Fer de lance du plan triennal «Ambition 2015» du Crédit Agricole Ile-de-France (Cadif), le déploiement sur l’ensemble du réseau du nouveau concept «d’agence active» va pouvoir entrer dans sa phase industrielle. A la suite du succès du pilote mené dans 8 agences et d’ateliers de retours clients organisés en août et en septembre, le Cadif a annoncé qu’il étendrait son nouveau dispositif à 130 agences l’an prochain, puis 140 agences en 2016.
«Les clients que nous avons interrogés ont particulièrement apprécié la modernité, la convivialité et la transparence des agences actives, en rupture avec les codes habituels du secteur», a souligné Guy Poyen, directeur du marketing et de la communication du Cadif.
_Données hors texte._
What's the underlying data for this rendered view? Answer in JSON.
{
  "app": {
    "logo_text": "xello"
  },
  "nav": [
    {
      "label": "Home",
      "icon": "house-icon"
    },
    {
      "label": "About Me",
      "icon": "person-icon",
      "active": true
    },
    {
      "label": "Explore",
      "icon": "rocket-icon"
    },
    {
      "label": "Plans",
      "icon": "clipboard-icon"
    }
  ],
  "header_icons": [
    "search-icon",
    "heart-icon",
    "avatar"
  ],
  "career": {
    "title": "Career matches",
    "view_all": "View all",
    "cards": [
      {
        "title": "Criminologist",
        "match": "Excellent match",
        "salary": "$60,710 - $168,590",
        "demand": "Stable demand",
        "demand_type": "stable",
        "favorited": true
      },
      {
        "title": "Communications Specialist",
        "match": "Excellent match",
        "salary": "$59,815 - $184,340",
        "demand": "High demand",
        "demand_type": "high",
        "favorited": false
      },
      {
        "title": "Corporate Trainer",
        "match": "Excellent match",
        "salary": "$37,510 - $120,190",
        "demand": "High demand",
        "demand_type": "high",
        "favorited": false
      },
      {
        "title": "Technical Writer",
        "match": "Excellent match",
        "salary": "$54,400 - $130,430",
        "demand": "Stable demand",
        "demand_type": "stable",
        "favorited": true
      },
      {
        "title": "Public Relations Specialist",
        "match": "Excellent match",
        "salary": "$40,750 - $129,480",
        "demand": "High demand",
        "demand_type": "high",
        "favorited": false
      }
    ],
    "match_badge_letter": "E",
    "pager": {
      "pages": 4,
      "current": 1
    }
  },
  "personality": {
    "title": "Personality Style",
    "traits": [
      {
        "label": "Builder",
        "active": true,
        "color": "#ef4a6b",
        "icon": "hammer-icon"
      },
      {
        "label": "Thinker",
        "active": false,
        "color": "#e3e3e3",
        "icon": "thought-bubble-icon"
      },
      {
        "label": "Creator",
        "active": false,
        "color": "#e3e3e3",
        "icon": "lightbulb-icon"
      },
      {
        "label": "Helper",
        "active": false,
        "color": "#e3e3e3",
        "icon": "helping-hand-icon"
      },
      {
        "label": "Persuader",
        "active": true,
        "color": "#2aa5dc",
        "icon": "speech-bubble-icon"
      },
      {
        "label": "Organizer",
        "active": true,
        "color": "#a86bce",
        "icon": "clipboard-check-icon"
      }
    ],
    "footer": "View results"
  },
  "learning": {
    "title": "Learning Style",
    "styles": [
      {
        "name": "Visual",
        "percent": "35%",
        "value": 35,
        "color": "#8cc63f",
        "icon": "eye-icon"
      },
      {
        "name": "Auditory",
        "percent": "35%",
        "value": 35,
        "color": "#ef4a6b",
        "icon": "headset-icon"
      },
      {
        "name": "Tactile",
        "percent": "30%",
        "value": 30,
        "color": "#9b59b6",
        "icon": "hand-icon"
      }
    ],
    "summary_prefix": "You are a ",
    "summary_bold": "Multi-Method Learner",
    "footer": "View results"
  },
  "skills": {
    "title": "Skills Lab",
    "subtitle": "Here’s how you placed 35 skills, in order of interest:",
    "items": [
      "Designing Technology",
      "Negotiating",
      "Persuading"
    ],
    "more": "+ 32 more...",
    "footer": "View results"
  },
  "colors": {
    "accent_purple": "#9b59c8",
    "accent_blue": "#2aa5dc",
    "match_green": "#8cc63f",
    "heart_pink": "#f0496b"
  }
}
Principale nouveauté, le traditionnel guichet est supprimé au profit d’une borne d’orientation permettant au client de signaler son arrivée à son conseiller. Le cœur de l’agence comprend un espace d’attente avec un mobilier moderne et une zone interactive équipée d’écrans tactiles et de tablettes, ainsi qu’un «mur» de libre-service bancaire pour la gestion des opérations courantes, tandis que les salons de conseil sont vitrés.
Le déploiement des «agences actives» intervient dans le cadre d’une réduction du nombre des agences de la caisse régionale, de 325 à 277 d’ici à l’an prochain. «Les clients fréquentent de moins en moins les agences bancaires, qui trouvent donc une nouvelle fonctionnalité autour de la relation multicanal», résume Bertrand Chevallier, le directeur général adjoint du Cadif. Sur les 250 millions d’euros d’investissement prévu par «Ambition 2015», 110 millions sont consacrés au déploiement des nouvelles agences, contre 80 millions pour la seule partie technologique. Les collaborateurs des agences pourront notamment avoir accès via un portail à une vision à 360 degrés de chaque client, qui pourra être partagée avec ce dernier afin de servir de support de vente.
Le Cadif investira par ailleurs 60 millions d’euros pour développer les compétences de ses collaborateurs. «Les attentes des clients sont fortes, notamment en termes d’expertise et de proximité géographique ou virtuelle», souligne Bertrand Chevallier. Sur les 1.000 conseillers d’accueil que compte actuellement le réseau, 300 ont déjà suivi une formation afin de devenir conseillers commerciaux. A terme, 450 conseillers seront promus, les plus expérimentés devant être affectés en priorité à la clientèle professionnelle et à la banque privée.